Hans-Werner Sinn ist ein Ökonom mit Sendungsbewusstsein. Auch nach seinem Abschied vom Ifo-Institut gibt er keine Ruhe.
Eine dritte „große“ Koalition unter Führung von Bundeskanzlerin Angela Merkel ist wahrscheinlich, auch wenn SPD-Chef Martin Schulz noch seine Partei von den Ergebnissen der Sondierungen zwischen CDU, CSU und SPD überzeugen muss. Das sieht Hans-Werner Sinn mit Sorge. „Merkel könnte am Ende ihrer Amtszeit versucht sein, den großen Wurf zu wagen, um sich als große Europäerin feiern zu lassen, nachdem ihre Energiewende gescheitert ist“, sagte Sinn der F.A.S. Dem Wissenschaftler, der wie kein anderer Ökonom im Land wirtschaftspolitische Debatten anstößt und sie mit Hingabe führt, ist bange. Merkel könnte einen zu hohen Preis zahlen, befürchtet er, so wie Helmut Kohl am Ende seiner Kanzlerzeit mit der Euroeinführung.
Aller Voraussicht nach folge die nächste Bundesregierung, die vierte unter Merkels Führung, vielen Vorschlägen des französischen Staatspräsidenten (Euro-Finanzminister, Euro-Steuerbudget, EU-Arbeitslosenversicherung und anderes mehr). Dann schreitet der Umbau der Währungsunion in eine Transferunion voran. Im Gegenzug dürfte Emmanuel Macron wohl Merkels verfehlte Flüchtlingspolitik unterstützen, mit weiterer Zuwanderung und dem Zwang zur Verteilung der Migranten auf EU-Staaten. Die Fliehkräfte in der Gemeinschaft dürften wachsen, warnt Sinn, auch auf die Gefahr hin, mit seiner politisch unerwünschten Analyse abermals als Europafeind verunglimpft zu werden wie schon in der Euro-Krise wegen seiner Kritik an der "Euro-Rettung". Das ging unter die Haut, weil es eine Verleumdung war. Denn Sinn ist überzeugter Europäer. Deutschlands Mitgliedschaft in der EU ist ihm ein Herzensanliegen, aus Sorge um die Gemeinschaft weist er auf die Gefahr einer zunehmenden Spaltung Europas hin.

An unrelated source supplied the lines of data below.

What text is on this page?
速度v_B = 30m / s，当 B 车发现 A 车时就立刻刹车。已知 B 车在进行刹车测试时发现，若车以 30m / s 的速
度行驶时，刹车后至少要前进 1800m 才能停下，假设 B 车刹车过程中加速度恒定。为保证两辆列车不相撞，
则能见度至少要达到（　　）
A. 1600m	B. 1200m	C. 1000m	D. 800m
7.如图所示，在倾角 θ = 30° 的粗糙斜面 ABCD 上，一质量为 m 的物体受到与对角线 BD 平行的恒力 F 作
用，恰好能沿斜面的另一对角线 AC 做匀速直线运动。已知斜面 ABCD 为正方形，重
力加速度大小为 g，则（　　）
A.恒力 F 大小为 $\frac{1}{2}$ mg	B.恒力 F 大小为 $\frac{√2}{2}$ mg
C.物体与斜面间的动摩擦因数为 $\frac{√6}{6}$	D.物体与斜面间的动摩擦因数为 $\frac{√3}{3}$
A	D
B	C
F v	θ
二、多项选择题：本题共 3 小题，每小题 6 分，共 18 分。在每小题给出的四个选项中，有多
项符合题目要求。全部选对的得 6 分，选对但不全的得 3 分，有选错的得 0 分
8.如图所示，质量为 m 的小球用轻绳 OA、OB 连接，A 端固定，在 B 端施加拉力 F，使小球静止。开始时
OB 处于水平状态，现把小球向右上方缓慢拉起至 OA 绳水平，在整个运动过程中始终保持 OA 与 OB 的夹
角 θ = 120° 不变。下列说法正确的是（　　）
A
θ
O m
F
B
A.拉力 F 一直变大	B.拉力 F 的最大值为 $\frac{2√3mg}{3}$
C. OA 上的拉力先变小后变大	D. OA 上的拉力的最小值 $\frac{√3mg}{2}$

Was macht eigentlich der „klügste Professor Deutschlands“, wie ihn die „Bild“-Zeitung nannte, seit seinem Abschied vom Ifo-Institut vor knapp einem Jahr? Er fühlt sich sichtlich wohl im Kreis seiner Familie mit drei erwachsenen Kindern, ist aber auch öffentlich so umtriebig wie früher, hält etwa in Cambridge einen Vortrag über den Brexit oder schreibt an seinem nächsten Buch, einer Autobiographie mit dem vielsagenden Titel „Auf Suche nach der Wahrheit“, das Ende Februar erscheint.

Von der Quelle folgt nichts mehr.